The FIFA World Cup being hosted by the U.S. could pose a danger to public health

The 2026 FIFA World Cup, which begins this week, is expected to bring millions of visitors from dozens of countries to the United States. I have tickets to the World Cup finals next month, and I’m finding it hard to contain my excitement at my opportunity to watch what I know will be the pinnacle of competition in a sport loved by billions of fans worldwide.

But as a doctor, I can’t help but think about how dangerously unprepared the United States is to meet the public health demands of hosting the largest sporting event in U.S. history. The World Cup will bring with it significant public health risks, bringing people from all corners of the world together, where infectious diseases can easily travel and become amplified in enclosed, semiconfined spaces such as stadiums, bars and restaurants.

As a doctor, I can’t help but think about how dangerously unprepared the United States is.
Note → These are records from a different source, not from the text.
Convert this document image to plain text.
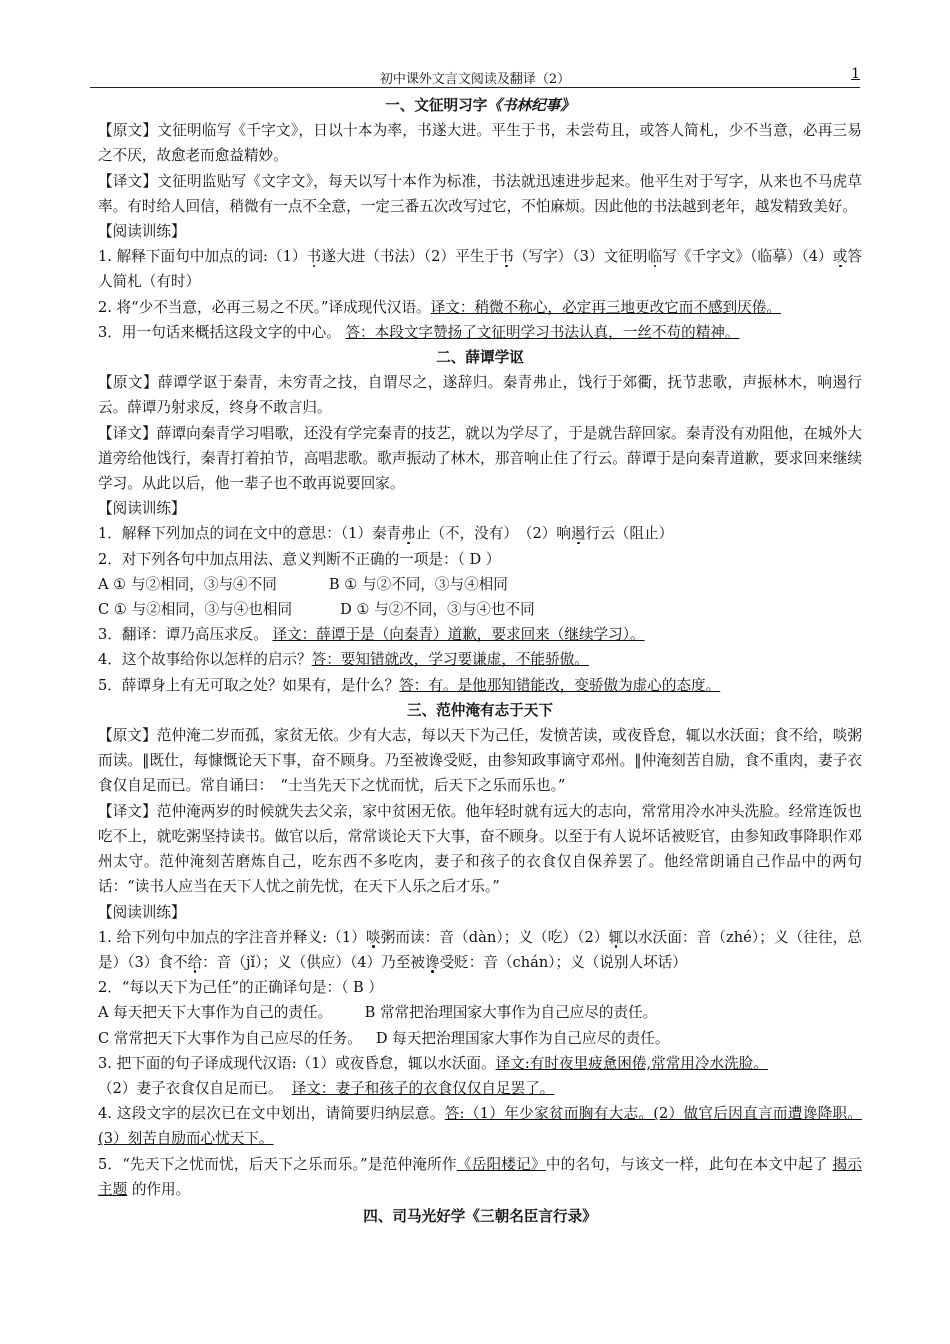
初中课外文言文阅读及翻译（2）	1

一、文征明习字《书林纪事》

【原文】文征明临写《千字文》，日以十本为率，书遂大进。平生于书，未尝苟且，或答人简札，少不当意，必再三易之不厌，故愈老而愈益精妙。

【译文】文征明监贴写《文字文》，每天以写十本作为标准，书法就迅速进步起来。他平生对于写字，从来也不马虎草率。有时给人回信，稍微有一点不全意，一定三番五次改写过它，不怕麻烦。因此他的书法越到老年，越发精致美好。

【阅读训练】

1. 解释下面句中加点的词:（1）书遂大进（书法）（2）平生于书（写字）（3）文征明临写《千字文》（临摹）（4）或答人简札（有时）

2. 将“少不当意，必再三易之不厌。”译成现代汉语。译文：稍微不称心，必定再三地更改它而不感到厌倦。

3．用一句话来概括这段文字的中心。 答：本段文字赞扬了文征明学习书法认真，一丝不苟的精神。

二、薛谭学讴

【原文】薛谭学讴于秦青，未穷青之技，自谓尽之，遂辞归。秦青弗止，饯行于郊衢，抚节悲歌，声振林木，响遏行云。薛谭乃射求反，终身不敢言归。

【译文】薛谭向秦青学习唱歌，还没有学完秦青的技艺，就以为学尽了，于是就告辞回家。秦青没有劝阻他，在城外大道旁给他饯行，秦青打着拍节，高唱悲歌。歌声振动了林木，那音响止住了行云。薛谭于是向秦青道歉，要求回来继续学习。从此以后，他一辈子也不敢再说要回家。

【阅读训练】

1．解释下列加点的词在文中的意思：（1）秦青弗止（不，没有）　（2）响遏行云（阻止）

2．对下列各句中加点用法、意义判断不正确的一项是：（ D ）

A ① 与②相同，③与④不同	B ① 与②不同，③与④相同

C ① 与②相同，③与④也相同	D ① 与②不同，③与④也不同

3．翻译：谭乃高压求反。 译文：薛谭于是（向秦青）道歉，要求回来（继续学习）。

4．这个故事给你以怎样的启示？答：要知错就改，学习要谦虚，不能骄傲。

5．薛谭身上有无可取之处？如果有，是什么？答：有。是他那知错能改，变骄傲为虚心的态度。

三、范仲淹有志于天下

【原文】范仲淹二岁而孤，家贫无依。少有大志，每以天下为己任，发愤苦读，或夜昏怠，辄以水沃面；食不给，啖粥而读。‖既仕，每慷慨论天下事，奋不顾身。乃至被谗受贬，由参知政事谪守邓州。‖仲淹刻苦自励，食不重肉，妻子衣食仅自足而已。常自诵曰：　“士当先天下之忧而忧，后天下之乐而乐也。”

【译文】范仲淹两岁的时候就失去父亲，家中贫困无依。他年轻时就有远大的志向，常常用冷水冲头洗脸。经常连饭也吃不上，就吃粥坚持读书。做官以后，常常谈论天下大事，奋不顾身。以至于有人说坏话被贬官，由参知政事降职作邓州太守。范仲淹刻苦磨炼自己，吃东西不多吃肉，妻子和孩子的衣食仅自保养罢了。他经常朗诵自己作品中的两句话：“读书人应当在天下人忧之前先忧，在天下人乐之后才乐。”

【阅读训练】

1. 给下列句中加点的字注音并释义:（1）啖粥而读：音（dàn）；义（吃）（2）辄以水沃面：音（zhé）；义（往往，总是）（3）食不给：音（jǐ）；义（供应）（4）乃至被谗受贬：音（chán）；义（说别人坏话）

2．“每以天下为己任”的正确译句是：（ B ）

A 每天把天下大事作为自己的责任。 B 常常把治理国家大事作为自己应尽的责任。

C 常常把天下大事作为自己应尽的任务。 D 每天把治理国家大事作为自己应尽的责任。

3. 把下面的句子译成现代汉语:（1）或夜昏怠，辄以水沃面。译文:有时夜里疲惫困倦,常常用冷水洗脸。

（2）妻子衣食仅自足而已。 译文：妻子和孩子的衣食仅仅自足罢了。

4. 这段文字的层次已在文中划出，请简要归纳层意。答:（1）年少家贫而胸有大志。(2）做官后因直言而遭谗降职。(3）刻苦自励而心忧天下。

5．“先天下之忧而忧，后天下之乐而乐。”是范仲淹所作《岳阳楼记》中的名句，与该文一样，此句在本文中起了 揭示主题 的作用。

四、司马光好学《三朝名臣言行录》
I know firsthand how infectious diseases spread in mass gatherings. As a Muslim performing the Hajj in Mecca, I saw some people contract meningitis, and I was one of the countless others on that spiritual pilgrimage who became infected with an upper respiratory infection. Mass gatherings of the size of the Hajj or the World Cup provide ideal conditions for infectious diseases, heat illness, crowd injuries and foodborne outbreaks to occur.

As a practicing physician who writes and speaks about public health, I have little confidence that the U.S. is prepared for the part of its World Cup-hosting duties that includes ensuring the safety of the health of millions of visitors.
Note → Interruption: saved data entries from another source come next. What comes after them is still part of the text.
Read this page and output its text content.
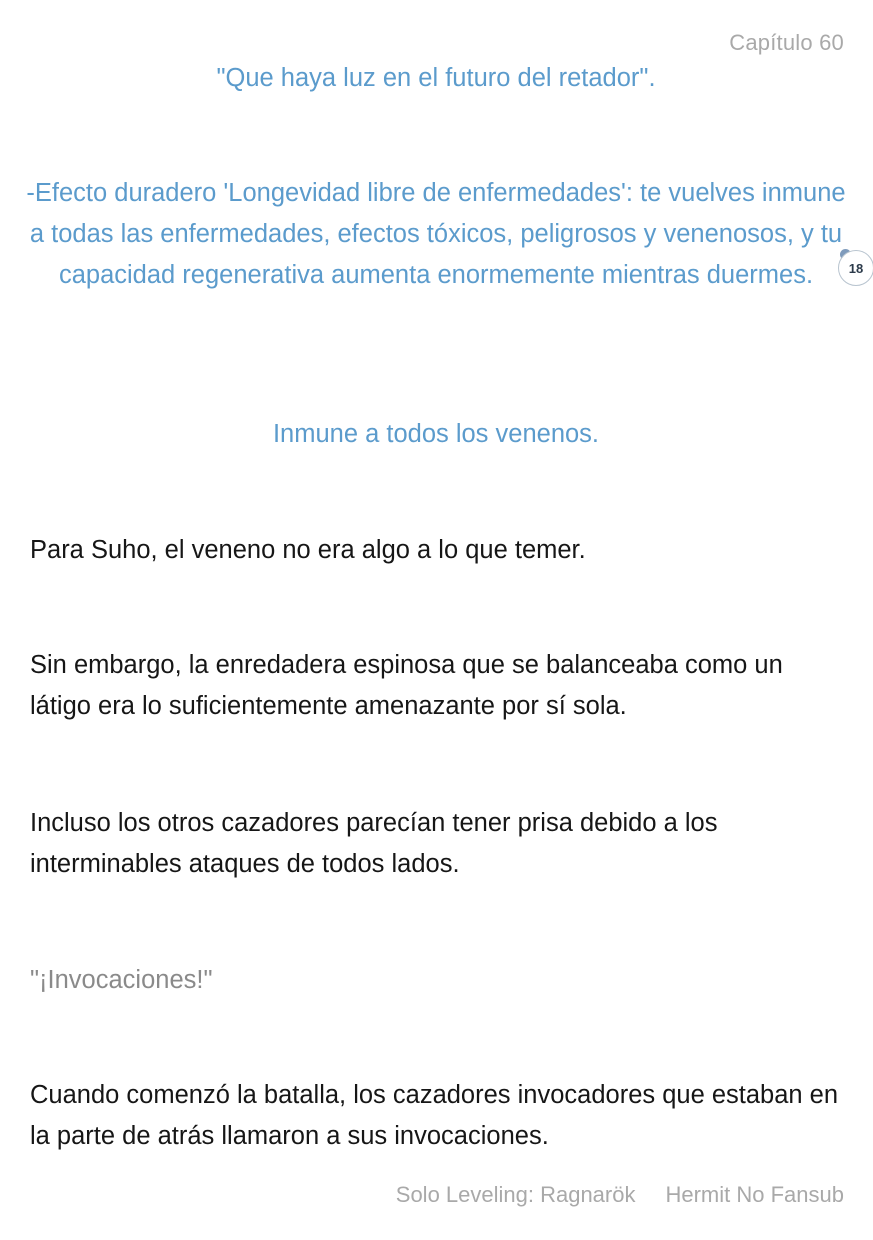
Capítulo 60
"Que haya luz en el futuro del retador".
-Efecto duradero 'Longevidad libre de enfermedades': te vuelves inmune a todas las enfermedades, efectos tóxicos, peligrosos y venenosos, y tu capacidad regenerativa aumenta enormemente mientras duermes.
Inmune a todos los venenos.
18
Para Suho, el veneno no era algo a lo que temer.
Sin embargo, la enredadera espinosa que se balanceaba como un látigo era lo suficientemente amenazante por sí sola.
Incluso los otros cazadores parecían tener prisa debido a los interminables ataques de todos lados.
"¡Invocaciones!"
Cuando comenzó la batalla, los cazadores invocadores que estaban en la parte de atrás llamaron a sus invocaciones.
Solo Leveling: Ragnarök Hermit No Fansub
The World Cup comes to a United States that remains scarred by the Covid-19 pandemic. There’s rising mistrust of vaccines, worsening healthcare staff shortages and the re-emergence of infectious diseases that had been eliminated. More than 2,000 cases of measles in the U.S. this year serve as a reminder of what happens when public health information officials such as Health and Human Services Secretary Robert F. Kennedy Jr. traffic in misinformation instead of work to preserve public health. Thanks in no small part to Kennedy, vaccine hesitancy is on the rise, and the kindergarten rate of vaccination is below the 95% rate necessary to confer protection upon the larger community.